England's hopes of ending 15 years of Ashes disappointment were shattered today by another serious injury in the opening day of the First Test in Brisbane.
The blow came as Australia took advantage of captain Nasser Hussain's bemusing decision to field first. He decided to put his trust in an inexperienced attack after winning the toss - despite the fact that the side batting first has lost only twice in the last eight years of Test cricket at The Gabba.
It was a decision which backfired badly with both Matthew Hayden and Ricky Ponting scoring unbeaten centuries, with Hayden finishing the day on an unbeaten 186.
Their innings were aided by the loss of fast bowler Simon Jones, who claimed England's first wicket before being stretchered off. He ruptured cruciate ligaments while fielding and is facing six months on the sidelines.
As far as bad days in recent Ashes series go, it was probably England's worst since Geoff Marsh and Mark Taylor finished the opening day of the first Test at Trent Bridge on 301 without loss in 1989 and set the tone for Australia regaining the Ashes later that summer.
From a very early stage it seemed clear that Hussain, who claimed he had wanted to give his bowlers every chance to win the game, had erred in his judgement with prolific openers Justin Langer and Matthew Hayden sharing a 67-run partnership in only 71 minutes.
Their stand was broken once Hussain introduced Jones into the attack and he made the breakthrough with his ninth delivery in Ashes cricket, surprising Langer with the bounce and inducing him into edging behind to wicketkeeper Alec Stewart.
Hayden's innings was particularly galling for England after they thought they had dismissed him for 40 only for Jones to make a crucial misjudgement while fielding down at fine leg.

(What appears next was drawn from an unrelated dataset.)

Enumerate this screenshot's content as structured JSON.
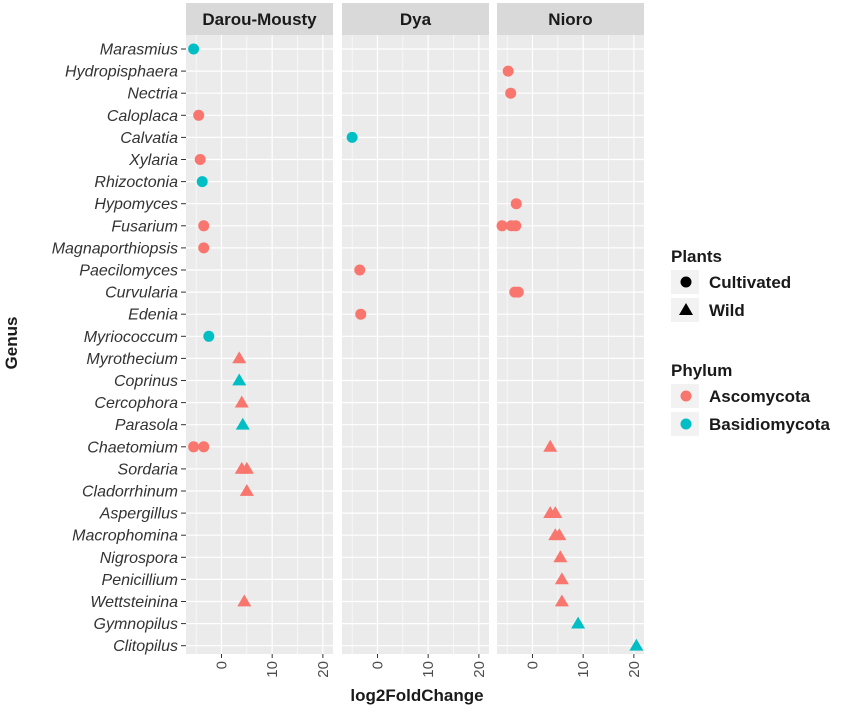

Jones had walked in further than his captain would have liked and when Hayden mis-timed an attempted hook off Hoggard he back-pedalled frantically in an attempt to take the catch, but after taking the catch his momentum carried him over the rope.
Hussain and England both claimed the catch but umpires Steve Bucknor and Rudi Koertzen successfully over-ruled the appeals and allowed Hayden to spearhead Australia as they raced along at five an over before lunch.
Jones' missed opportunity was soon overlooked, however, after he suffered his distressing accident in the outfield only four overs after the interval when he twisted his right knee attempting to stop a Ponting on-drive race to the boundary.
He was stretchered off after consulting with physio Kirk Russell and accompanied to a nearby hospital by England operations manager Phil Neale before the bad news was revealed that he would face reconstructive surgery as soon as he returns to the UK in a fortnight.
Hayden was dropped again on 102 when Hoggard mis-judged a skyer off Caddick and again on 132 when Michael Vaughan missed a simple chance off Craig White at short extra cover, prompting the religious Australian opener to signal the sign of the cross to illustrate his relief.
England had to rely on good fortune when Australia's productive second-wicket partnership was finally ended with Ponting, who hit two sixes and 12 other boundaries in his 123, being bowled by Giles.
Ponting pushed forward defensively and the ball bounced up onto the edge of his thigh pad before dropping down and bouncing onto the stumps, causing Stewart and slip Hussain to celebrate after a stand of 272 spanning 61 overs.